In this blog post, let us see, how to Connect to AWS EC2 Windows Instance in private subnet, with no ingress
Services used:
AWS IAM
AWS EC2
AWS SSM
AWS IAM
Identity Access Management service that helps us define the basic and most essential service of granting or denying permissions to a user or role. Thus created role, in this case, will be attached with policies as needed, and attached to the AWS EC2 Instance. This helps user accessing this EC2 instance to perform actions/tasks as required.
AWS EC2
Elastic Compute Cloud enables users to launch instances of our choice of operating system, CPU, memory, storage and many other parameters.
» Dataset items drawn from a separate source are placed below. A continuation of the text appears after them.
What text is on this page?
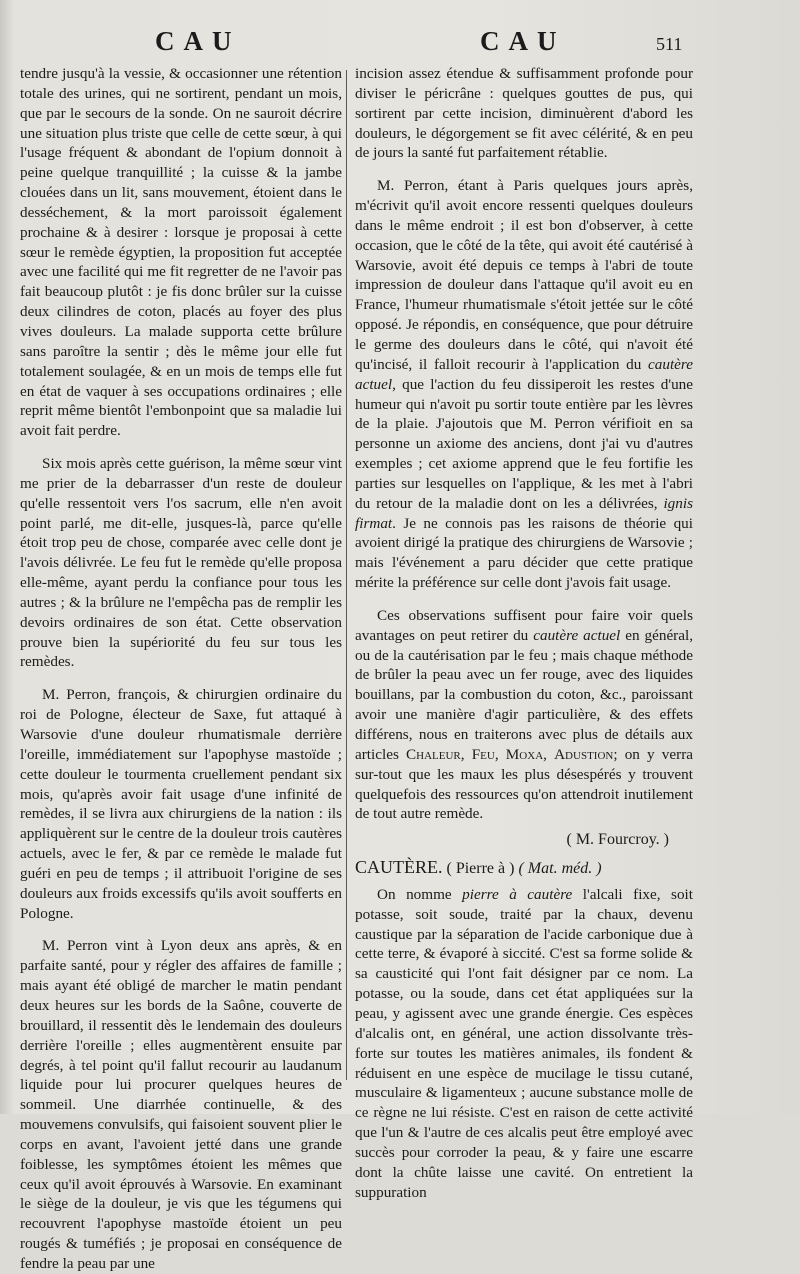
CAU	CAU	511

tendre jusqu'à la vessie, & occasionner une rétention totale des urines, qui ne sortirent, pendant un mois, que par le secours de la sonde. On ne sauroit décrire une situation plus triste que celle de cette sœur, à qui l'usage fréquent & abondant de l'opium donnoit à peine quelque tranquillité ; la cuisse & la jambe clouées dans un lit, sans mouvement, étoient dans le desséchement, & la mort paroissoit également prochaine & à desirer : lorsque je proposai à cette sœur le remède égyptien, la proposition fut acceptée avec une facilité qui me fit regretter de ne l'avoir pas fait beaucoup plutôt : je fis donc brûler sur la cuisse deux cilindres de coton, placés au foyer des plus vives douleurs. La malade supporta cette brûlure sans paroître la sentir ; dès le même jour elle fut totalement soulagée, & en un mois de temps elle fut en état de vaquer à ses occupations ordinaires ; elle reprit même bientôt l'embonpoint que sa maladie lui avoit fait perdre.

Six mois après cette guérison, la même sœur vint me prier de la debarrasser d'un reste de douleur qu'elle ressentoit vers l'os sacrum, elle n'en avoit point parlé, me dit-elle, jusques-là, parce qu'elle étoit trop peu de chose, comparée avec celle dont je l'avois délivrée. Le feu fut le remède qu'elle proposa elle-même, ayant perdu la confiance pour tous les autres ; & la brûlure ne l'empêcha pas de remplir les devoirs ordinaires de son état. Cette observation prouve bien la supériorité du feu sur tous les remèdes.

M. Perron, françois, & chirurgien ordinaire du roi de Pologne, électeur de Saxe, fut attaqué à Warsovie d'une douleur rhumatismale derrière l'oreille, immédiatement sur l'apophyse mastoïde ; cette douleur le tourmenta cruellement pendant six mois, qu'après avoir fait usage d'une infinité de remèdes, il se livra aux chirurgiens de la nation : ils appliquèrent sur le centre de la douleur trois cautères actuels, avec le fer, & par ce remède le malade fut guéri en peu de temps ; il attribuoit l'origine de ses douleurs aux froids excessifs qu'ils avoit soufferts en Pologne.

M. Perron vint à Lyon deux ans après, & en parfaite santé, pour y régler des affaires de famille ; mais ayant été obligé de marcher le matin pendant deux heures sur les bords de la Saône, couverte de brouillard, il ressentit dès le lendemain des douleurs derrière l'oreille ; elles augmentèrent ensuite par degrés, à tel point qu'il fallut recourir au laudanum liquide pour lui procurer quelques heures de sommeil. Une diarrhée continuelle, & des mouvemens convulsifs, qui faisoient souvent plier le corps en avant, l'avoient jetté dans une grande foiblesse, les symptômes étoient les mêmes que ceux qu'il avoit éprouvés à Warsovie. En examinant le siège de la douleur, je vis que les tégumens qui recouvrent l'apophyse mastoïde étoient un peu rougés & tuméfiés ; je proposai en conséquence de fendre la peau par une

incision assez étendue & suffisamment profonde pour diviser le péricrâne : quelques gouttes de pus, qui sortirent par cette incision, diminuèrent d'abord les douleurs, le dégorgement se fit avec célérité, & en peu de jours la santé fut parfaitement rétablie.

M. Perron, étant à Paris quelques jours après, m'écrivit qu'il avoit encore ressenti quelques douleurs dans le même endroit ; il est bon d'observer, à cette occasion, que le côté de la tête, qui avoit été cautérisé à Warsovie, avoit été depuis ce temps à l'abri de toute impression de douleur dans l'attaque qu'il avoit eu en France, l'humeur rhumatismale s'étoit jettée sur le côté opposé. Je répondis, en conséquence, que pour détruire le germe des douleurs dans le côté, qui n'avoit été qu'incisé, il falloit recourir à l'application du cautère actuel, que l'action du feu dissiperoit les restes d'une humeur qui n'avoit pu sortir toute entière par les lèvres de la plaie. J'ajoutois que M. Perron vérifioit en sa personne un axiome des anciens, dont j'ai vu d'autres exemples ; cet axiome apprend que le feu fortifie les parties sur lesquelles on l'applique, & les met à l'abri du retour de la maladie dont on les a délivrées, ignis firmat. Je ne connois pas les raisons de théorie qui avoient dirigé la pratique des chirurgiens de Warsovie ; mais l'événement a paru décider que cette pratique mérite la préférence sur celle dont j'avois fait usage.

Ces observations suffisent pour faire voir quels avantages on peut retirer du cautère actuel en général, ou de la cautérisation par le feu ; mais chaque méthode de brûler la peau avec un fer rouge, avec des liquides bouillans, par la combustion du coton, &c., paroissant avoir une manière d'agir particulière, & des effets différens, nous en traiterons avec plus de détails aux articles Chaleur, Feu, Moxa, Adustion; on y verra sur-tout que les maux les plus désespérés y trouvent quelquefois des ressources qu'on attendroit inutilement de tout autre remède.

( M. Fourcroy. )

CAUTÈRE. ( Pierre à ) ( Mat. méd. )

On nomme pierre à cautère l'alcali fixe, soit potasse, soit soude, traité par la chaux, devenu caustique par la séparation de l'acide carbonique due à cette terre, & évaporé à siccité. C'est sa forme solide & sa causticité qui l'ont fait désigner par ce nom. La potasse, ou la soude, dans cet état appliquées sur la peau, y agissent avec une grande énergie. Ces espèces d'alcalis ont, en général, une action dissolvante très-forte sur toutes les matières animales, ils fondent & réduisent en une espèce de mucilage le tissu cutané, musculaire & ligamenteux ; aucune substance molle de ce règne ne lui résiste. C'est en raison de cette activité que l'un & l'autre de ces alcalis peut être employé avec succès pour corroder la peau, & y faire une escarre dont la chûte laisse une cavité. On entretient la suppuration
Thus the capacity that we dont have physically can be obtained & used in minutes from AWS for pay-as-you-go basis
AWS SSM
AWS Systems Manager is most efficient service, that helps in organizing and controlling the inventory(EC2, On-prem servers) under single window, apply automations, change management to the EC2 machines by connecting to these instances
How to achieve:
We do port forwarding mechanism for target 3389(RDP) to the desired port number(ex. 3690) in source machine, from where we intend to connect. For this, we use AWS SSM port forwarding feature
Pre-requisites:
- An active AWS account
- Permissions to access AWS EC2, IAM, SSM services
- Attach IAM role with AmazonSSMManagedInstanceCore permissions and attach this to the EC2 instance that is created
- Latest version of SSM agent installed in Windows EC2 in order to use the port forwarding feature, AWS CLI in your base machine from where you connect to your Windows EC2
- Installation of freeRDP, Session Manager plugin in source machine(myTestInstance which is Amazon Linux EC2 instance here. Amazon Linux image because AWS CLI comes by default)
Steps:
- Login & navigate to the AWS EC2 management console
- Create or use a IAM role for EC2 with permissions to perform automation via AWS SSM
- Create o use a private subnet with no Internet Gateway
- Create or use a security group with no ingress ports
- From the EC2 console, launch a simple windows AWS EC2 instance
- configure or attach with no-ingress security group, and IAM role created earlier with AWS SSM permissions
- Launch the instance, watch it coming to "Running" state from EC2 console
- Ensure there is no ingress in security group attached to this new EC2 Windows instance
- Also find that the Windows EC2 instance has SSM Agent running by viewing it in AWS Systems Manager
Ensure about source machine(myTestIntance Linux EC2 in this example) Session Manager plugin installed & running
Connect to source EC2 instance via "EC2 Connect", apply the below command for enabling AWS SSM Port forwarding option against the desired local port. Basically, we are mapping the remote desktop port of windows EC2 port 3389 to 3690 of the localhost
aws ssm start-session --target <<windows-ec2-instanceid>> --document-name AWS-StartPortForwardingSession --parameters '{"portNumber":["3389"],"localPortNumber":["<<desiredPortNumber>>"]}' --region <<region-where-ec2-launched>>
- Now, there are 2 ways to check the connectivity establishment. Firstly let us see it with Telnet to Port(3690 in this example) and Secondly via freeRDP tool to target Windows EC2
Connect Method 1
- Apply the telnet command to check the connection success
- Observe the connection acceptance from Session Manager port forwarded window
Connect Method 2
- Install freeRDP in source Linux EC2 Instance
- Run the below command to establish connection
xfreerdp /f -u administrator localhost:<<desiredPortNumberSetEarlier>>
Oldest comments (1)
I suggest auditing the “AmazonSSMManagedInstanceCore” policy and think twice before using it: it provides read access to all SSM Parameters, basically exposing it to any application on the instance that assumes a role with that policy.
It’s better to use a customized policy with minimum permissions enough for Session Manager to work.